Brody v. Madison Lunch, Inc.

199 A.D. 640 | N.Y. App. Div. | 1922

Jaycox, J.:

The plaintiff is the lessee in a lease made by the defendant Madison Lunch, Inc., which permits an assignment of the lease or the subletting of the premises. The plaintiff claims *641that he entered into an agreement with the defendant Murzin whereby said Murzin agreed to sublet said premises at an increased rental, and that the defendants entered into a conspiracy to induce and did induce the defendant Murzin to breach said agreement, and this action is brought to recover the damages occasioned by said breach.

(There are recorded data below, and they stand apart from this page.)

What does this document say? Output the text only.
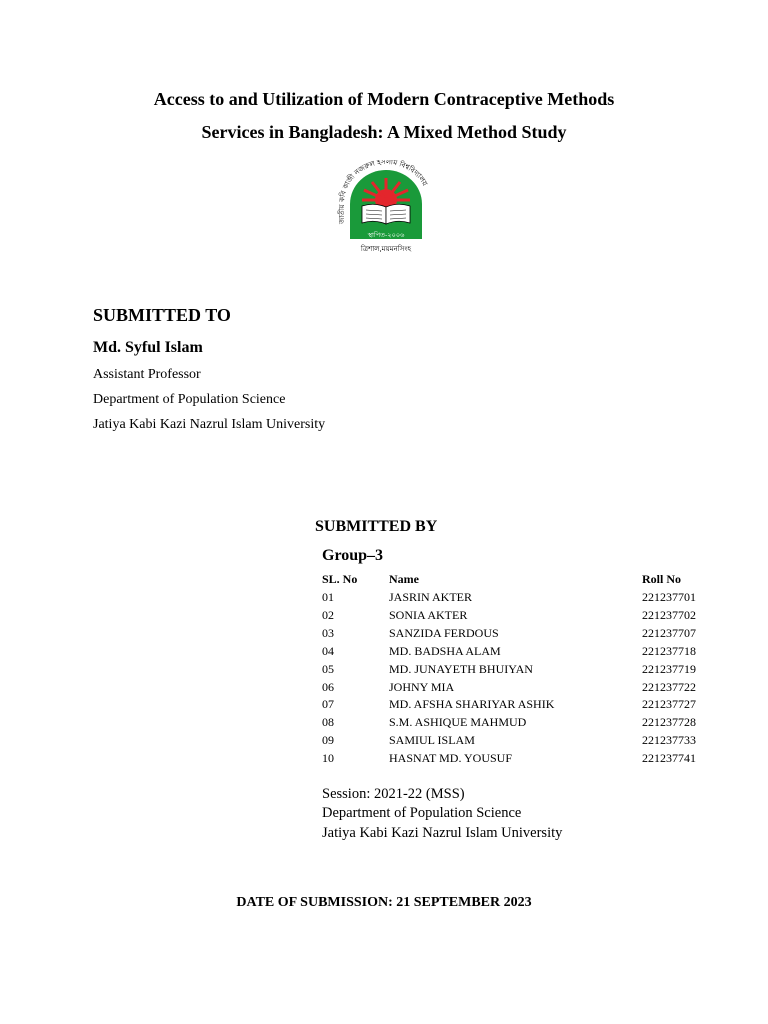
Access to and Utilization of Modern Contraceptive Methods
Services in Bangladesh: A Mixed Method Study
জাতীয় কবি কাজী নজরুল ইসলাম বিশ্ববিদ্যালয়
স্থাপিত-২০০৬
ত্রিশাল,ময়মনসিংহ
SUBMITTED TO
Md. Syful Islam
Assistant Professor
Department of Population Science
Jatiya Kabi Kazi Nazrul Islam University
SUBMITTED BY
Group–3
SL. No	Name	Roll No
01	JASRIN AKTER	221237701
02	SONIA AKTER	221237702
03	SANZIDA FERDOUS	221237707
04	MD. BADSHA ALAM	221237718
05	MD. JUNAYETH BHUIYAN	221237719
06	JOHNY MIA	221237722
07	MD. AFSHA SHARIYAR ASHIK	221237727
08	S.M. ASHIQUE MAHMUD	221237728
09	SAMIUL ISLAM	221237733
10	HASNAT MD. YOUSUF	221237741
Session: 2021-22 (MSS)
Department of Population Science
Jatiya Kabi Kazi Nazrul Islam University
DATE OF SUBMISSION: 21 SEPTEMBER 2023
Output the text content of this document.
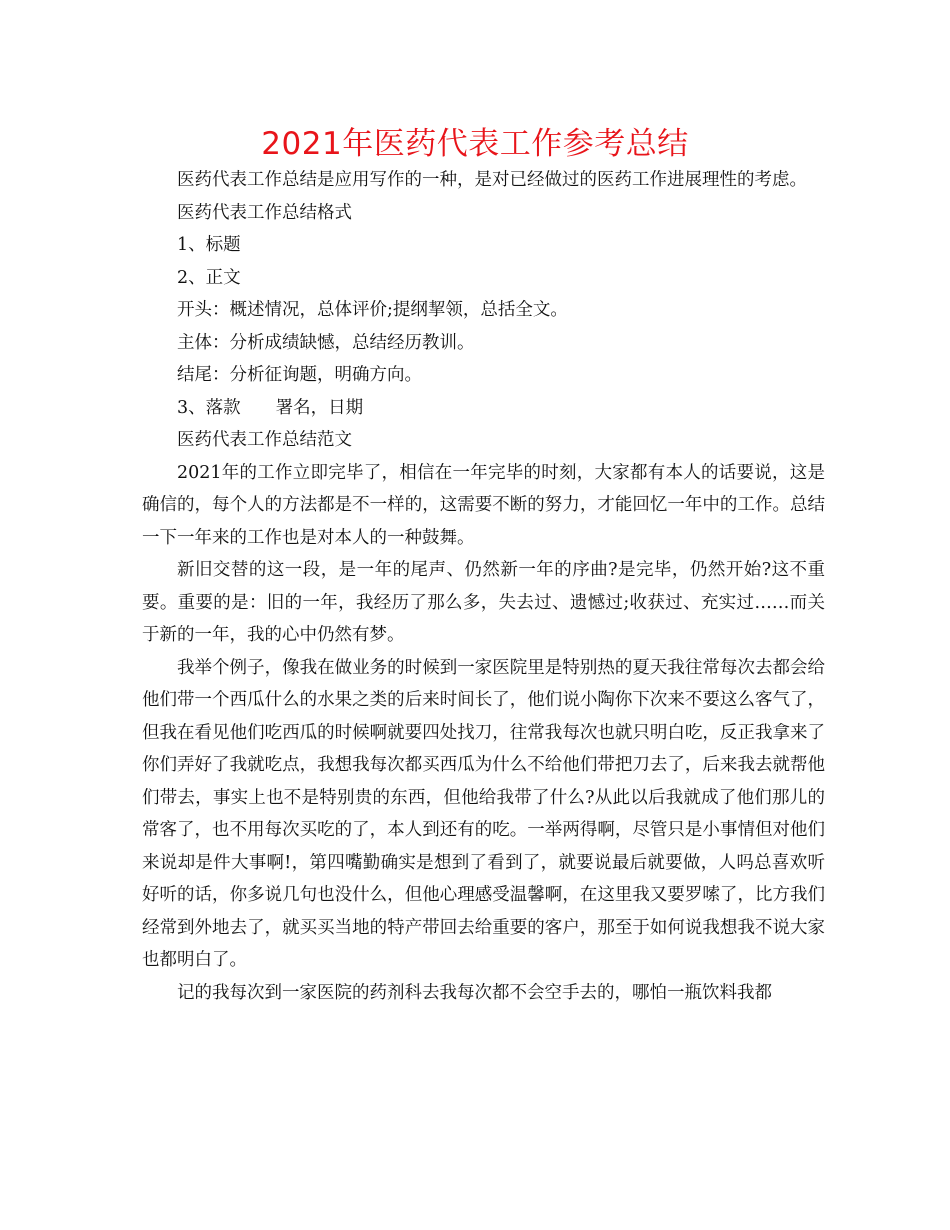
2021年医药代表工作参考总结

医药代表工作总结是应用写作的一种，是对已经做过的医药工作进展理性的考虑。

医药代表工作总结格式

1、标题

2、正文

开头：概述情况，总体评价;提纲挈领，总括全文。

主体：分析成绩缺憾，总结经历教训。

结尾：分析征询题，明确方向。

3、落款　　署名，日期

医药代表工作总结范文

2021年的工作立即完毕了，相信在一年完毕的时刻，大家都有本人的话要说，这是确信的，每个人的方法都是不一样的，这需要不断的努力，才能回忆一年中的工作。总结一下一年来的工作也是对本人的一种鼓舞。

新旧交替的这一段，是一年的尾声、仍然新一年的序曲?是完毕，仍然开始?这不重要。重要的是：旧的一年，我经历了那么多，失去过、遗憾过;收获过、充实过……而关于新的一年，我的心中仍然有梦。

我举个例子，像我在做业务的时候到一家医院里是特别热的夏天我往常每次去都会给他们带一个西瓜什么的水果之类的后来时间长了，他们说小陶你下次来不要这么客气了，但我在看见他们吃西瓜的时候啊就要四处找刀，往常我每次也就只明白吃，反正我拿来了你们弄好了我就吃点，我想我每次都买西瓜为什么不给他们带把刀去了，后来我去就帮他们带去，事实上也不是特别贵的东西，但他给我带了什么?从此以后我就成了他们那儿的常客了，也不用每次买吃的了，本人到还有的吃。一举两得啊，尽管只是小事情但对他们来说却是件大事啊!，第四嘴勤确实是想到了看到了，就要说最后就要做，人吗总喜欢听好听的话，你多说几句也没什么，但他心理感受温馨啊，在这里我又要罗嗦了，比方我们经常到外地去了，就买买当地的特产带回去给重要的客户，那至于如何说我想我不说大家也都明白了。

记的我每次到一家医院的药剂科去我每次都不会空手去的，哪怕一瓶饮料我都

The defendant Madison Lunch, • Inc., on the 29th day of November, 1921, sold and assigned all its interest in the premises described in the lease to plaintiff, and also assigned said lease to one Edwin Gower and thereafter said Gower instituted an action in the City Court of the City of New York for the rent accruing under said lease for the month of December, 1921. The plaintiff seeks to consolidate these actions, claiming that relief may be accorded him, under section 96 of the Civil Practice Act, which reads as follows:

§ 96. Consolidation and severance of actions. An action may be severed and actions may be consolidated whenever it can be done without prejudice to a substantial right.”

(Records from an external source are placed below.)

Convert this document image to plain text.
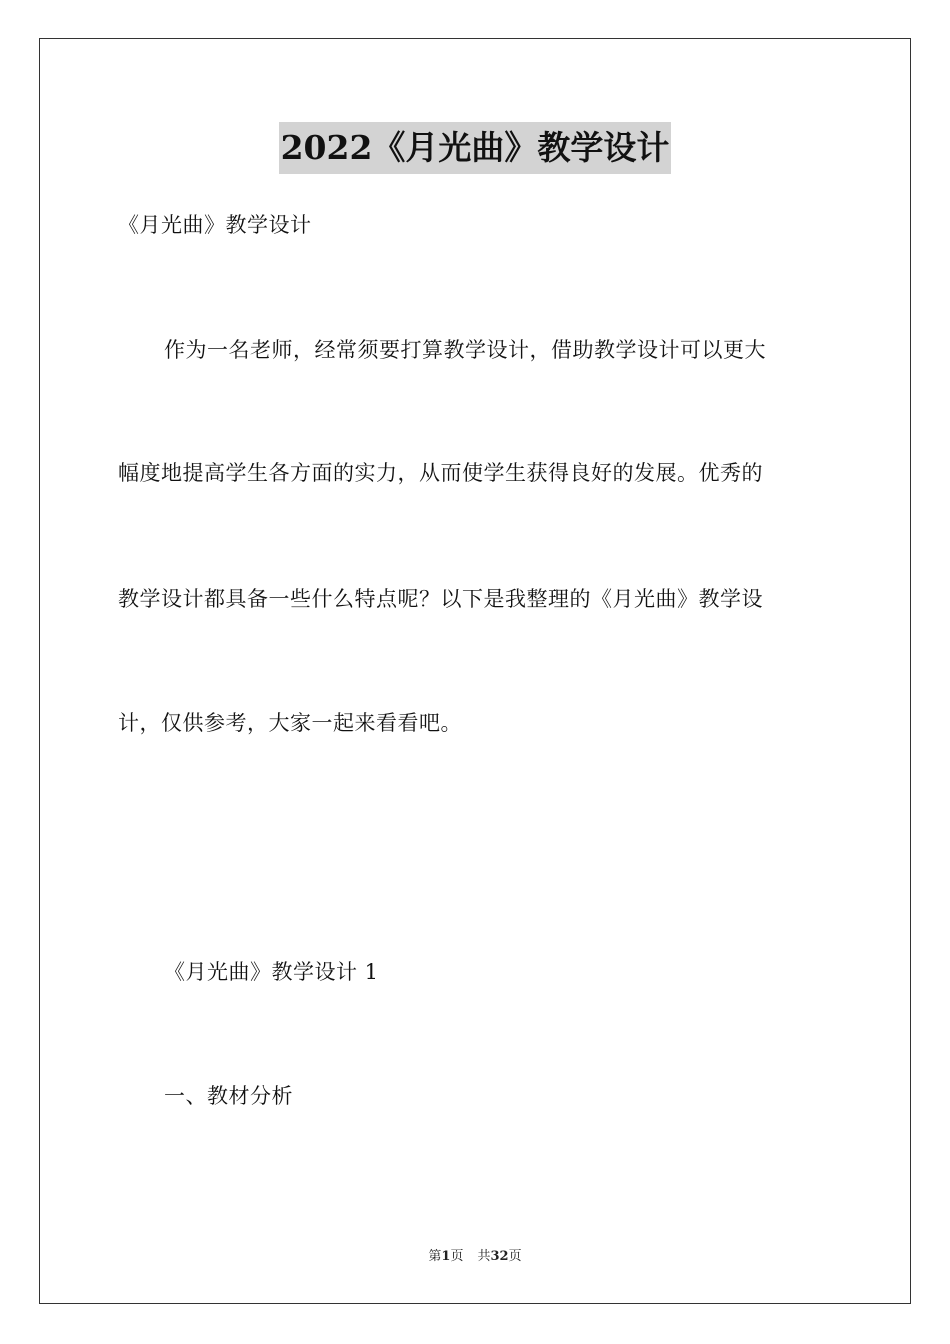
2022《月光曲》教学设计
《月光曲》教学设计
作为一名老师，经常须要打算教学设计，借助教学设计可以更大
幅度地提高学生各方面的实力，从而使学生获得良好的发展。优秀的
教学设计都具备一些什么特点呢？以下是我整理的《月光曲》教学设
计，仅供参考，大家一起来看看吧。
《月光曲》教学设计 1
一、教材分析
第1页 共32页
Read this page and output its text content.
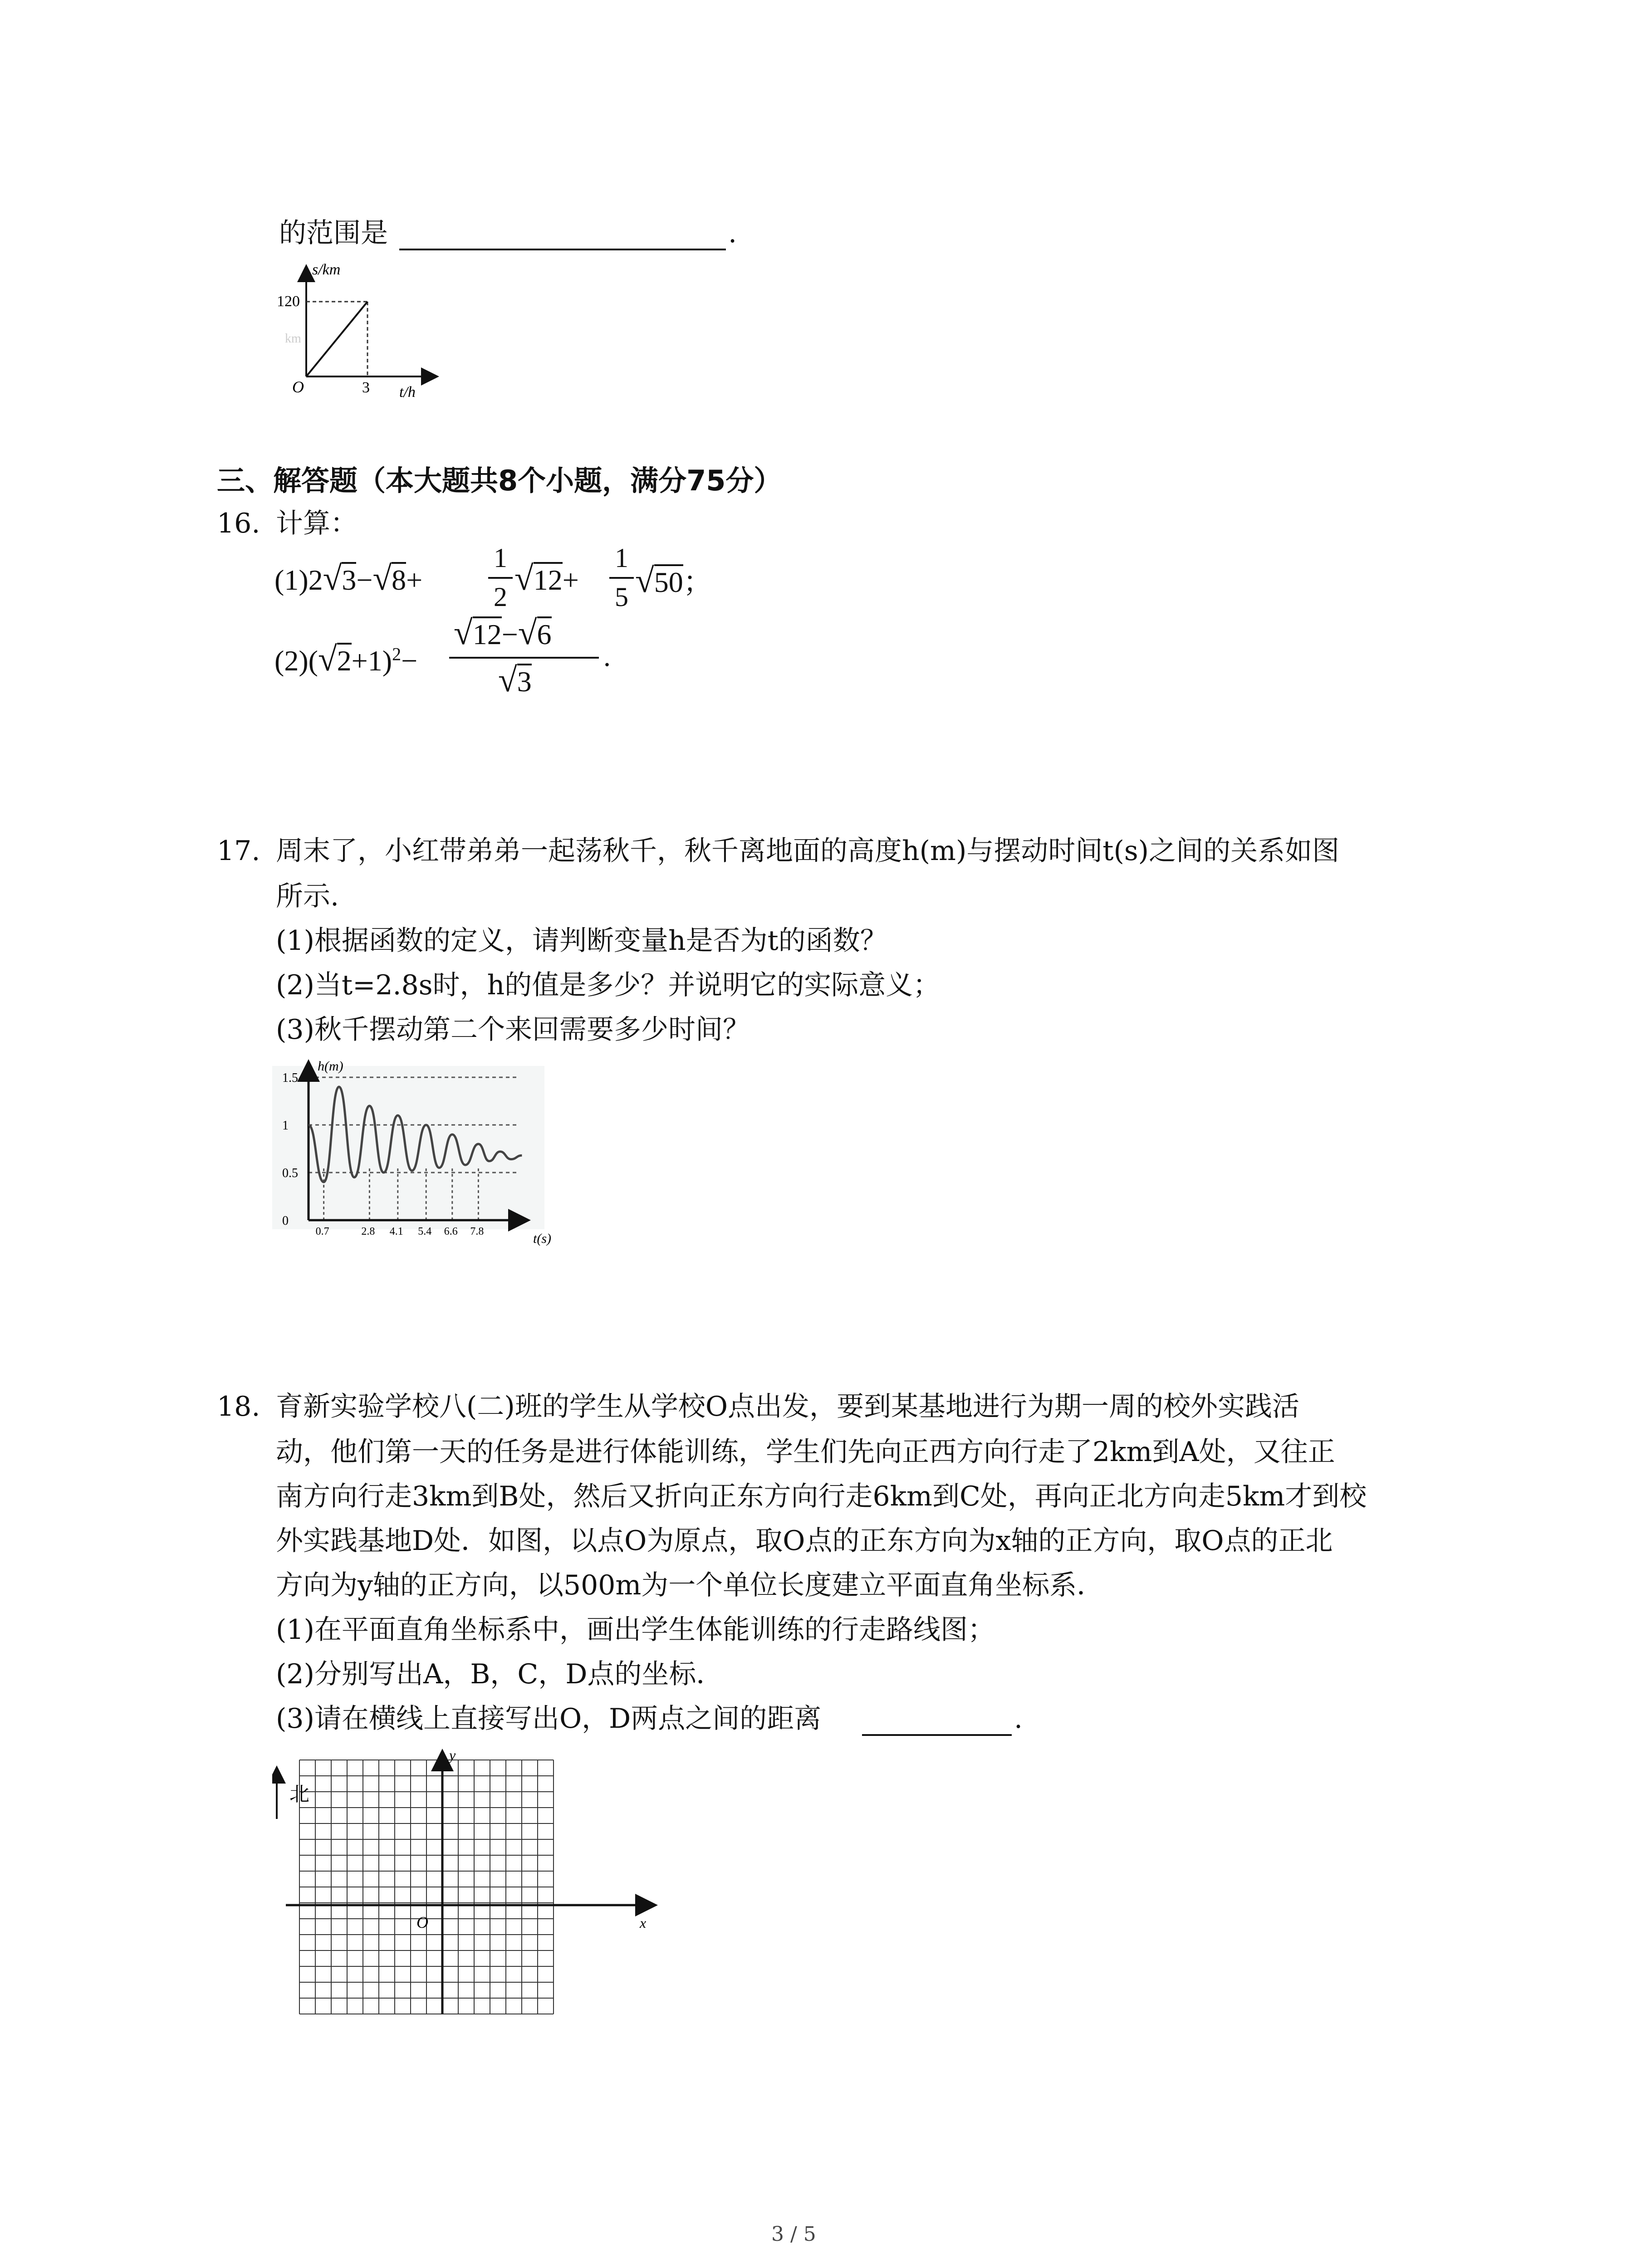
的范围是	.
s/km
120
km
O	3 t/h
三、解答题（本大题共8个小题，满分75分）
16. 计算：
(1)2√3−√8+
1
2 √12+
1
5 √50；
$(2)(√2+1)^2-$
√12−√6
√3
.
17. 周末了，小红带弟弟一起荡秋千，秋千离地面的高度h(m)与摆动时间t(s)之间的关系如图
所示.
(1)根据函数的定义，请判断变量h是否为t的函数？
(2)当t=2.8s时，h的值是多少？并说明它的实际意义；
(3)秋千摆动第二个来回需要多少时间？
0.7	2.8 4.1 5.4 6.6 7.8
1.5
1
0.5
0
h(m)
t(s)
18. 育新实验学校八(二)班的学生从学校O点出发，要到某基地进行为期一周的校外实践活
动，他们第一天的任务是进行体能训练，学生们先向正西方向行走了2km到A处，又往正
南方向行走3km到B处，然后又折向正东方向行走6km到C处，再向正北方向走5km才到校
外实践基地D处．如图，以点O为原点，取O点的正东方向为x轴的正方向，取O点的正北
方向为y轴的正方向，以500m为一个单位长度建立平面直角坐标系．
(1)在平面直角坐标系中，画出学生体能训练的行走路线图；
(2)分别写出A，B，C，D点的坐标．
(3)请在横线上直接写出O，D两点之间的距离	.
北
y
x
O
3 / 5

As it is the evident purpose of the Civil Practice Act to liberalize practice as much as possible and to remove every technical restraint upon the administration of justice, no decision should be made limiting the courts’ powers thereunder until experience has demonstrated the actual necessity of such limitation. We, therefore, limit our decision to but one of the questions involved. Section 258 of the Civil Practice Act, in so far as material, provides: “ § 258. Joinder of causes of action. The plaintiff may unite in the same complaint two or more causes of action, whether they are such as were formerly denominated legal or equitable, or both, where they are brought to recover as follows: * * * 9. Upon claims arising out of the same transaction, or transactions connected with the same subject of action, whether or not included within one or more of the other subdivisions of this section.” The plaintiff in this action seeks to recover damages for a tort. The City Court action is brought to recover upon a contract. These actions, therefore, cannot be consolidated unless the two causes of action grow out of the same transaction. This plaintiff’s cause of action grows out of an alleged breach of an agreement between the plaintiff and Murzin. That is *642the transaction involved in this action. The City Court action arises out of the plaintiff’s failure to pay rent. The right of the plaintiff to recover in that action would be unaffected by proof of the cause of action alleged in the complaint herein. The two causes of action are not antagonistic. They may co-exist. If consolidated and both causes proven, the only relief plaintiff could have would be to have one cause of action offset against the other. Therefore, I think it is quite clear that these two causes of action do not arise out of the same transaction. This question is unaffected by the fact that the original lessor and its president are accused of causing the breach of the contract out of which this cause of action arises. This is but a fortuitous circumstance and has no relation to the cause of action. To cause the breach it was not necessary that these parties be either lessor or an officer of the lessor. There is, therefore, no ground for holding that these two causes of action arise out of the same transaction.

The order should be affirmed, with ten dollars costs and disbursements.

Rich, Kelly, Kelby and Young, JJ., concur.

Order affirmed, with ten dollars costs and disbursements.